The fact that Shalit herself anticipated a callous response from from sexual liberals and feminists — describing in the text how her own desire for sexual privacy was labeled pathological and/or laughable by her college classmates and faculty — also made me stubbornly resistant to confirming Shalit’s beliefs about how people who disagreed with her would react to her words.

So what was the central problem that Shalit identified, and what was the solution she proposed? And what were the problems that I had with the text?

The central argument of Return to Modesty is that the post-1960s openness about sexuality has ruined sexual pleasure. It begins with a very personal account of Shalit’s experience as a teenager who opted out of sexual education in middle school and felt pressured to be more sexually open, available, and experienced, throughout her adolescence and college years than Shalit felt comfortable being.

I want to stop right here and affirm that no one should feel pressured to engage in sexual activity they do not feel comfortable engaging in.
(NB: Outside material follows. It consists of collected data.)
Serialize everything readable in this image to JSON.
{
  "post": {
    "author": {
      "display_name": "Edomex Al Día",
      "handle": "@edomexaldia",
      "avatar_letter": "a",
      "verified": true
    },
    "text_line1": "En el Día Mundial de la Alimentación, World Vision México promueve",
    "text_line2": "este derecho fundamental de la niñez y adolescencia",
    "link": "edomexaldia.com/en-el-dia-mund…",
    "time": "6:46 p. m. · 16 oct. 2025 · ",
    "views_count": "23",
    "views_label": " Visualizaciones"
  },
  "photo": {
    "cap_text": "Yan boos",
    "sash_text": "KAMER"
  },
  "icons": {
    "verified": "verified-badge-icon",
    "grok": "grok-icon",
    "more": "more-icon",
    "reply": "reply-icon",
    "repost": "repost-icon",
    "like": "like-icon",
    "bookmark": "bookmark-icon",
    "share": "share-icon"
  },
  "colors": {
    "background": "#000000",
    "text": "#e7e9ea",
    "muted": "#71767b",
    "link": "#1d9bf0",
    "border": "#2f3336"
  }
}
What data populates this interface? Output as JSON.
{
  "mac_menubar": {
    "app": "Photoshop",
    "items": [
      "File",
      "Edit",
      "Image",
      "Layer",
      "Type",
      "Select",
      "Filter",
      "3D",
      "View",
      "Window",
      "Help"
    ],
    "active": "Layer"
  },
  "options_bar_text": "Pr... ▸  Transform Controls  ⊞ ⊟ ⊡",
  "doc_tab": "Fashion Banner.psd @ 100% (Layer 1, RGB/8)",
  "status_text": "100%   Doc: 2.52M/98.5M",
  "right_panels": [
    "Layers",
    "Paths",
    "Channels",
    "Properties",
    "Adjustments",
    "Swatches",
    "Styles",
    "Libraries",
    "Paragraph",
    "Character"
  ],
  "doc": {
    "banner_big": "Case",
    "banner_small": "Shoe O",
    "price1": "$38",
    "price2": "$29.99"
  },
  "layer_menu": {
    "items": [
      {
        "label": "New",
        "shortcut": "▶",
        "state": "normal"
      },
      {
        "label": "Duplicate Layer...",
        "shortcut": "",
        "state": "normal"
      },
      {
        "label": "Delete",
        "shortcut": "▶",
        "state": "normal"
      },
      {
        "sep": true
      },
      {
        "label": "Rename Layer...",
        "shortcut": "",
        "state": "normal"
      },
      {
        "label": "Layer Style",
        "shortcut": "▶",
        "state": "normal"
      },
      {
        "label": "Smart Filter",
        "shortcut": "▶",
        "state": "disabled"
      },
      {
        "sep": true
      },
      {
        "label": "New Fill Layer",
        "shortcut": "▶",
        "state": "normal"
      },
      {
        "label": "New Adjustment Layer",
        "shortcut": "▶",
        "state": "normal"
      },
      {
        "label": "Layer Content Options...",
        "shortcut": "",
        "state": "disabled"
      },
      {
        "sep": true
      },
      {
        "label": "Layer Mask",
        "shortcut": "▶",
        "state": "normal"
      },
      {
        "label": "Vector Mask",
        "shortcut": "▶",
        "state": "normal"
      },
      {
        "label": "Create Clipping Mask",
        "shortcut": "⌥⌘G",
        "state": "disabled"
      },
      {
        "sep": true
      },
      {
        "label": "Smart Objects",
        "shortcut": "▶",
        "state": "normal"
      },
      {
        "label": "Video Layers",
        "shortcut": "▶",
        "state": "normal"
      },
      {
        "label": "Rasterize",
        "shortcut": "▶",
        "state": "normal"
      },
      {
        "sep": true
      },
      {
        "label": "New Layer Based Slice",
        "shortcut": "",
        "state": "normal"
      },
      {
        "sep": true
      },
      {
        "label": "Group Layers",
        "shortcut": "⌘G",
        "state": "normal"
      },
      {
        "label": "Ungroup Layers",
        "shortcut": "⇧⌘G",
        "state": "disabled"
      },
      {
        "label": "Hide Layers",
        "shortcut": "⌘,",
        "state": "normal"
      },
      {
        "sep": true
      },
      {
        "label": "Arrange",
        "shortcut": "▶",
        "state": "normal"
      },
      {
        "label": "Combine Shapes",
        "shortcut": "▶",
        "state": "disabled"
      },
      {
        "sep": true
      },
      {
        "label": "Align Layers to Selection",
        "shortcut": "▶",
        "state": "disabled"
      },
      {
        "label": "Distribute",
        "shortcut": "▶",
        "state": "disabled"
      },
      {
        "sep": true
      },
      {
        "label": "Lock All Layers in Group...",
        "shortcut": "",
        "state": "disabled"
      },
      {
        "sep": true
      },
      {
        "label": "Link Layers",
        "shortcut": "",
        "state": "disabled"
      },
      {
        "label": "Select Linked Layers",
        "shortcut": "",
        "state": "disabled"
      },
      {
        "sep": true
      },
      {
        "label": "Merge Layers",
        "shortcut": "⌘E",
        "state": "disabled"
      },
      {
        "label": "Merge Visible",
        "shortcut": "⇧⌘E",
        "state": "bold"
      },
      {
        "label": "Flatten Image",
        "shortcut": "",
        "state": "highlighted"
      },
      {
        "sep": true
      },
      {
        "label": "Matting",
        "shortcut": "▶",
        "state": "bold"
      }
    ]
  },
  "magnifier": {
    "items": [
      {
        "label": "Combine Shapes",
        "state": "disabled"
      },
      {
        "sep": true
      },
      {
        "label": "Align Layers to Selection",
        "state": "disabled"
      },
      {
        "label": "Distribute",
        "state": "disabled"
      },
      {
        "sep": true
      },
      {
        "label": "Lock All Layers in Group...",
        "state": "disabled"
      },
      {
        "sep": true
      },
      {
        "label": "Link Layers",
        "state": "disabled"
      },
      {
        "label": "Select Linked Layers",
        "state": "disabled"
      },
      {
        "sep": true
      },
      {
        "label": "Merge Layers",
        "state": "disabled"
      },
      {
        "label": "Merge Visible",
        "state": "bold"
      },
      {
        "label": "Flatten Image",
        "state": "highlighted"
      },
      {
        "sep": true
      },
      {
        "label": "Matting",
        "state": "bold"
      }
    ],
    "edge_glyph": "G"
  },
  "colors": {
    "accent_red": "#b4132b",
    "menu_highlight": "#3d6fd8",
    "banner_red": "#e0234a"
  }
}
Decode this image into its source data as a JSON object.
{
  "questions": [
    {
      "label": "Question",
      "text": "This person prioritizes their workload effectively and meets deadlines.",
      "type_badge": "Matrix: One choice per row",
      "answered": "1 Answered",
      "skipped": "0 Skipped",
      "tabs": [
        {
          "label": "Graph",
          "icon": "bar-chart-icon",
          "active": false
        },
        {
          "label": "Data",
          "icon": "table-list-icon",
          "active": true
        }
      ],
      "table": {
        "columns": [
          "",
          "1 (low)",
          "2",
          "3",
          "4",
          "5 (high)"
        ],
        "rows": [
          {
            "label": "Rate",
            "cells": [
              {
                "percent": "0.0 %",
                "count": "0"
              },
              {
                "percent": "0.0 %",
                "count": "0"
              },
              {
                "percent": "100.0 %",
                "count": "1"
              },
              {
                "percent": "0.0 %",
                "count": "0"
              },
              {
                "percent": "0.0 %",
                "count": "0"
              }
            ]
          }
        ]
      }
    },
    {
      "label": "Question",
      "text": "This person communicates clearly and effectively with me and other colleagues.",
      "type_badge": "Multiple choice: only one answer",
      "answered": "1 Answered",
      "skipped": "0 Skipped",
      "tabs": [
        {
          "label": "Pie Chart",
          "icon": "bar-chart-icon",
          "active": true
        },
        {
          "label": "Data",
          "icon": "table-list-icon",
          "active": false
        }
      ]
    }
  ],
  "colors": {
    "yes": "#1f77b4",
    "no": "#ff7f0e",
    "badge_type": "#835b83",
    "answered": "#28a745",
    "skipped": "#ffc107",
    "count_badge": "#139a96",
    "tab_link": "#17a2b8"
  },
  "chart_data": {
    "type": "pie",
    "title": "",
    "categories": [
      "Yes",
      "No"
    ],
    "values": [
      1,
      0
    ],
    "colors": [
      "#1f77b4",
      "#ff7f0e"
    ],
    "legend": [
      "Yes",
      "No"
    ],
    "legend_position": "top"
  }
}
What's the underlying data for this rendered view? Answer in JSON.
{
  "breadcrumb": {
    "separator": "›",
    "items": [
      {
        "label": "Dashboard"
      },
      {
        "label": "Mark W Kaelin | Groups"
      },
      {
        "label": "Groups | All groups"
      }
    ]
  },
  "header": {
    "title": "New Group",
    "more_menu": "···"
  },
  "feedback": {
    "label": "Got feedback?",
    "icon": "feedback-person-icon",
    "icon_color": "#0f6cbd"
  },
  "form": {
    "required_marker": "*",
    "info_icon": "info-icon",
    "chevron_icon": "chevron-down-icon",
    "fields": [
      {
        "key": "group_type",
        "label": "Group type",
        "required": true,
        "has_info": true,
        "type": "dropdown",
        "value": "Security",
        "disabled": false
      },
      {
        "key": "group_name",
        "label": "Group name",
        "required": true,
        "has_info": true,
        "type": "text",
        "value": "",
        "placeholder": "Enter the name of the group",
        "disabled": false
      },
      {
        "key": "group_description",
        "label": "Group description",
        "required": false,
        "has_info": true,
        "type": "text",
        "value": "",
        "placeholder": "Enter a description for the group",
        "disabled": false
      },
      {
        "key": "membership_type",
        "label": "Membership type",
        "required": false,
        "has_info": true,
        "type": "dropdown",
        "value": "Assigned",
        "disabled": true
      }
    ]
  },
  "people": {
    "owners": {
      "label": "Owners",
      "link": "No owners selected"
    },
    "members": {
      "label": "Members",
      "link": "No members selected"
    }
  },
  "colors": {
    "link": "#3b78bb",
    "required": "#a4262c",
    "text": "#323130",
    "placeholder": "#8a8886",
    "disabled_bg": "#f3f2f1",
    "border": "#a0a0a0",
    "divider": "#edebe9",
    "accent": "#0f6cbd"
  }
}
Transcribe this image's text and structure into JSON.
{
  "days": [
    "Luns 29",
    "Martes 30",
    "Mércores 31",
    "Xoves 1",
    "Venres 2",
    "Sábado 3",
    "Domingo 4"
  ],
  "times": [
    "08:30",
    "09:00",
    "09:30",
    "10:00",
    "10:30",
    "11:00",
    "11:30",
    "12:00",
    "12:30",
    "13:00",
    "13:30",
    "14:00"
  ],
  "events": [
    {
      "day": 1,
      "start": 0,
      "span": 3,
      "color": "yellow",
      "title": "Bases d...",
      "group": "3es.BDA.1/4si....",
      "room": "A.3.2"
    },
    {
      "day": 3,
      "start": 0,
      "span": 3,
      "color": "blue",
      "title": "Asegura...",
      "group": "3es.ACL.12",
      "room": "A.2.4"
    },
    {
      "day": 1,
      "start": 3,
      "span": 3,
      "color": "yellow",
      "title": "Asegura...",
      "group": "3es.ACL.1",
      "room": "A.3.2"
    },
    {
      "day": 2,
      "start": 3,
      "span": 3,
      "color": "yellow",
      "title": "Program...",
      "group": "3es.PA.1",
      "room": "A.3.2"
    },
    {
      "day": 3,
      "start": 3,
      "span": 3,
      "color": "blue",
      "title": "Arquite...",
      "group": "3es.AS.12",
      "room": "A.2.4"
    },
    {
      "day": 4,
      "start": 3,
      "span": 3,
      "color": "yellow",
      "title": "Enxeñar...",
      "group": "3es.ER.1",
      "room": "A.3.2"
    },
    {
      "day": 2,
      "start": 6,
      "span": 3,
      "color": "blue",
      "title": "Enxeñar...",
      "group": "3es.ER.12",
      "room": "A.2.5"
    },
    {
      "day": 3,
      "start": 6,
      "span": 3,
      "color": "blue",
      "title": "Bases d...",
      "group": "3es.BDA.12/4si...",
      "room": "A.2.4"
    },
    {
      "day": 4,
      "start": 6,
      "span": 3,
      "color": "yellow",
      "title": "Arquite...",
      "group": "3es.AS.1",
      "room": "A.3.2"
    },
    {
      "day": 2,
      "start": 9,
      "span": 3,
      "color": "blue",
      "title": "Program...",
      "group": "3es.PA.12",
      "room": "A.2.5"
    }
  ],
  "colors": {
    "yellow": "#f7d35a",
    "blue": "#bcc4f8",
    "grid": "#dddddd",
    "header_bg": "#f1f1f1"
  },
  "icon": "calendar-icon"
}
And while certain choices may put you in the statistical minority (i.e. being in a same-sex partnership, or remaining celibate until marriage) those personal decisions should not negatively affect you on a structural/cultural level. That is, just as I have a right not to be harassed by police on the street for holding hands with my lover, Shalit has a right not to be punished with a bad grade or bullied for refusing to wear a bikini or short-shorts. I’m skeptical that such culturally-sanctioned harassment and discrimination happens to those who choose “modesty,” but for the sake of argument lets assume they do: whether you’re getting harassed for being “too” sexy or not sexy “enough,” it’s still harassment and therefore not cool.

Having identified her own discomfort with public displays or discussion of sexuality, and having discovered that her peers were not (at least overtly) expressing a similar discomfort, Shalit did what any young bluestocking worth her salt would do … she started doing research. She also, though she does not explicitly credit feminist activism for this, seeks to politicize her personal experience after the manner of mid-twentieth-century women’s movement theorists who sought to draw parallels between their own barely-articulated dissatisfactions and the unhappiness of other women who shared similar feelings. Also like mid-twentieth-century feminists she resists interpretations of her personal experience that seek to pathologize her self-knowledge: to locate the problem within her rather than within the broader culture.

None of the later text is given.